Всякая схема узка и позволяет выявить только какую-то сторону явления (в этом, впрочем, и достоинство любой модели). Для Фромма личность человека в огромной мере определяется бессознательными страстями, образующими характер: все подчинено какой-то доминирующей страсти, в случае Гитлера — деструктивности. Однако, надо заметить, бессознательная система установок и ориентаций человека является значительно более сложной. Представитель когнитивной психологии, например, включил бы в нее не только страсти, но также определенный набор мыслительных установок, клише, накопленных данным индивидом знаний. В случае Гитлера это привело бы, видимо, к более достоверной картине, где национализм связывался бы не со «злостной инцестуозностью», а ксенофобия не выводилась бы из нарциссизма. Ненависть Гитлера к евреям и славянам, коммунистам и социал-демократам была не одной лишь индивидуальной патологией, она коренится в социальной «патологии», в идеологии, имевшей в Германии давние истоки и обострившейся после поражения в войне, Версальского договора, экономического кризиса.
Фромм готов признать наличие значительных интеллектуальных способностей у Гитлера, но они оказываются в полном подчинении у бессознательных деструктивных желаний. Вряд ли такая личность была бы способна пробиться к власти и долго ее удерживать. Значительно большей была роль холодного расчета. Не спонтанная ярость, как полагает Фромм, толкнула Гитлера на войну с Польшей, а тем самым и на мировую войну, — планы ее уже были разработаны, когда Гитлер ставил вопрос о «данцигском коридоре». То же самое можно сказать о многих других решениях фюрера, которые Фромм относит исключительно к влиянию иррациональной деструктивности.
Фромм верно замечает, что Гитлер не является каким-то уникальным индивидом, что людей с подобными чертами характера имеется немало.

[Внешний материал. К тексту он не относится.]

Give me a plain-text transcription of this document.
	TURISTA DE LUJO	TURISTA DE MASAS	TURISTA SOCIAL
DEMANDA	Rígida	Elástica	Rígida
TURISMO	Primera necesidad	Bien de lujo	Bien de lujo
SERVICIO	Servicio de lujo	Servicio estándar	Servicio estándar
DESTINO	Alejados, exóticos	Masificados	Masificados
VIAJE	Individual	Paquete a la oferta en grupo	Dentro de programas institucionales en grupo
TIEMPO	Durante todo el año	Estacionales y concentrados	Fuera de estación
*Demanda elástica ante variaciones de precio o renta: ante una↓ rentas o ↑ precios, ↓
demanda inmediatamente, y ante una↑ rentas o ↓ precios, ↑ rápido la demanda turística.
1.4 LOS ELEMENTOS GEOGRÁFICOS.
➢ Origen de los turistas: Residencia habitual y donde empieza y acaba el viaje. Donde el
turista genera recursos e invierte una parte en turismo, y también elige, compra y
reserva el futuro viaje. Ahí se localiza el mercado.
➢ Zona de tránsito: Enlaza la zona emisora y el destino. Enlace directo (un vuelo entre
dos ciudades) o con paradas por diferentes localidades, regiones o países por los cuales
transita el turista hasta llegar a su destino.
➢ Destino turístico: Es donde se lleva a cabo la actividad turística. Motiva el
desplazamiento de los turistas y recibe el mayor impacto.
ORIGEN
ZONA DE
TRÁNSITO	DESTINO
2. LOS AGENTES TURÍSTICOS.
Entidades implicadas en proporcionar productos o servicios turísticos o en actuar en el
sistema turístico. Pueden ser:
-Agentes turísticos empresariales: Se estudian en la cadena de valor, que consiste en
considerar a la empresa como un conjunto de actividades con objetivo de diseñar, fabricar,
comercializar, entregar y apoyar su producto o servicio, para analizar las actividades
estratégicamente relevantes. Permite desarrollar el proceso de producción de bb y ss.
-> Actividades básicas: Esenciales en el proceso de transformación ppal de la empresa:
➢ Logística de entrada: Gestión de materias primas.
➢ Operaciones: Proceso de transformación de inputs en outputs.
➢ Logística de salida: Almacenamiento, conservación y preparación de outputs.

Тогда возникает вопрос: есть ли вообще нужда в учении о характере как индивидуальном ответе на экзистенциальные противоречия, который, к тому же, дается в раннем детстве? Конечно, корни деструктивного поведения заметны уже в детстве и юности Гитлера. Он был озлобленным на весь белый свет, был переполнен мстительной ненавистью. Но таких молодых людей было много в европейских столицах начала века, они пополняли ряды и революционеров-террористов, и националистических группировок, и просто преступного элемента. После войны они насчитывались уже десятками тысяч — выбитые из гражданской жизни, привычные к крови, готовые решать все вопросы с помощью оружия и рвущиеся к власти. Из них формировал свои легионы Муссолини, они были костяком многочисленных правых союзов в Германии. Вряд ли Гитлер сильно отличался психологически от этой массы. Социальной психологии хорошо известна следующая закономерность: когда группа испытывает чувства беспокойства, страха, ненависти, то она выталкивает в свои вожди тех, у кого эти чувства наиболее ярко выражены. Будучи своеобразным медиумом, Гитлер был носителем не только собственной деструктивности, на него проецировались страх и агрессивность масс. Индивидуальная «некрофилия» Гитлера представляет интерес лишь потому, что у него имелась предрасположенность к роли вождя в таких условиях, ибо деструктивный характер развился у него ранее.
Спор о роли личности в истории длится уже давно, и всем понятна неудовлетворительность чисто социологического подхода. На «классическое» решение Плеханова (по поводу Наполеона: нужна была «шпага», и ее призвали) еще Сартр заметил: не в том ли весь вопрос, какая шпага призывается, всякий ли из призванных генералов мог сделаться императором и залить кровью всю Европу? Тоталитарные режимы в Германии, Италии, России возникли в результате первой мировой войны, революций и контрреволюций, но многое в истории этих стран связано с личностью того диктатора, который взобрался на вершину власти. Режимы личной власти неизбежно персонифицируются, и термины «гитлеризм», «сталинизм», «маоизм», «франкизм» передают опыт миллионов людей и сохраняют свою значимость для историков и социологов. При сходных экономических и политических структурах личность накладывает отпечаток на всю систему; понятна, например, разница между Кадаром и Чаушеску.
Поэтому психологические исследования, вроде того, которое было проделано Фроммом, многое дают нам для понимания истории нашего века. Предложенная Фроммом картина «клинического случая некрофилии» не является бесспорной, но она проливает свет на то, как могут соединяться и взаимодействовать в истории психика преданного деструктивным страстям индивида и политический режим, способствующий реализации самых чудовищных фантазий. Если же учесть, что подобные Гитлеру личности всплывают со дна общества в условиях экономического и политического кризиса, на волне массовых волнений, национальных страстей и призывов к насилию, то такого рода исследования обретают и практический смысл.